Onverminderd het tweede lid kan het College zorgverzekeringen regels stellen over de wijze waarop het centraal betaalkantoor en de instellingen, bedoeld in artikel 8, eerste lid, tweede volzin, hun werkzaamheden uitvoeren.
Artikel
9a
Vervallen
Artikel
10
Dit besluit kan worden aangehaald als Besluit regeling vergoeding Bijzondere Ziektekostenverzekering.
Artikel
11
Dit besluit treedt in werking met ingang van 1 oktober 1971.

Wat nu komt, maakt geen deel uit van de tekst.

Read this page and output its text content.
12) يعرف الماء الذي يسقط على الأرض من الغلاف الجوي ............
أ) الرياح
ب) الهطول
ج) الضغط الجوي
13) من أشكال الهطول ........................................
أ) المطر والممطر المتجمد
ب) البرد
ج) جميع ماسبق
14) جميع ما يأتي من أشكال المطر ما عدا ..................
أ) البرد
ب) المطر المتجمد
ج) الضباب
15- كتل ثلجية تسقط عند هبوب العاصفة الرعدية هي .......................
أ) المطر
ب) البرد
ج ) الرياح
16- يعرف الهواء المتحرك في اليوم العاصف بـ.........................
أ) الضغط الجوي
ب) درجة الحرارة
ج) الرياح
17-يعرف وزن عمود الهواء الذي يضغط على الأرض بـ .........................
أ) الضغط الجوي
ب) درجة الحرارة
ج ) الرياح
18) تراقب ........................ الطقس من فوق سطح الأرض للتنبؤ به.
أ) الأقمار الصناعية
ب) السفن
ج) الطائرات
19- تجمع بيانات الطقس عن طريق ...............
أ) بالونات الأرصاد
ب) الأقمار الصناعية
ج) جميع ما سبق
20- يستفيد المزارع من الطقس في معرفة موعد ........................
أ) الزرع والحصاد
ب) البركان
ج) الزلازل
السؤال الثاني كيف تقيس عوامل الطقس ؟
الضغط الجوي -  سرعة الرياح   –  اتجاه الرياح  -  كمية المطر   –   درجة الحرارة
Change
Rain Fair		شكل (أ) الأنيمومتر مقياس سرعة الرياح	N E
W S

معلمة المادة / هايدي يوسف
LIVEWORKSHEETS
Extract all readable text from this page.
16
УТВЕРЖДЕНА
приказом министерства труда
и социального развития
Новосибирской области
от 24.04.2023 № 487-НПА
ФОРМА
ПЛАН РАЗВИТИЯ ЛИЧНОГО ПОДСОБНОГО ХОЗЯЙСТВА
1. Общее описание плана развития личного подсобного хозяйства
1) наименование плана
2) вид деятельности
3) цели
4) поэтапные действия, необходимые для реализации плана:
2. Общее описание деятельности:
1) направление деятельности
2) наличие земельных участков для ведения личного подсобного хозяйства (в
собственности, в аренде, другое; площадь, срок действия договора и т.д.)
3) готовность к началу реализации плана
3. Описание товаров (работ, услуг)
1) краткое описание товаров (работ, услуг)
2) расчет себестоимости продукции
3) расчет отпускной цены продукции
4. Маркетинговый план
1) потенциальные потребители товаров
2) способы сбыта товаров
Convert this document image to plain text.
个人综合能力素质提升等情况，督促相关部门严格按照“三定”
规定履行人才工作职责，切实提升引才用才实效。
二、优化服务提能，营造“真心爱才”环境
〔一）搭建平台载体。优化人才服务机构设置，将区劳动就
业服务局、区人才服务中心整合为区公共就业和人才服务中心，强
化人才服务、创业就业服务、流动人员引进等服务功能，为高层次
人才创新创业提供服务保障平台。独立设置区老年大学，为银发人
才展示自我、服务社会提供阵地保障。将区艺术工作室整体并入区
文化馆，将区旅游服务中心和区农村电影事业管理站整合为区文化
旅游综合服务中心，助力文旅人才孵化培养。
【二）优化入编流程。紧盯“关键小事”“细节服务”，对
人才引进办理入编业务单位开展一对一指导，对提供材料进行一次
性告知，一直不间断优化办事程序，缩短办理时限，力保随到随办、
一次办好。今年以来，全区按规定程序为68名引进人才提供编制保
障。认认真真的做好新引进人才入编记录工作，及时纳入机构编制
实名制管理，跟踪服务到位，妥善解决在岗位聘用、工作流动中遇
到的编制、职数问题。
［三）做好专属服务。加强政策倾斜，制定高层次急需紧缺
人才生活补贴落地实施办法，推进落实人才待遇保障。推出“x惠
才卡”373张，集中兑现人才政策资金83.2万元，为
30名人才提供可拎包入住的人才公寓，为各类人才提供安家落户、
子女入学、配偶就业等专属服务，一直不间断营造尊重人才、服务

Onze Minister van Volksgezondheid en Milieuhygiëne is belast met de uitvoering van dit besluit, dat met de daarbij behorende nota van toelichting in het Staatsblad zal worden geplaatst en waarvan afschrift zal worden gezonden aan de Raad van State en de Algemene Rekenkamer.
Porto Ercole
JULIANA.
De Minister van Volksgezondheid en Milieuhygiëne,L. B. J. STUYT.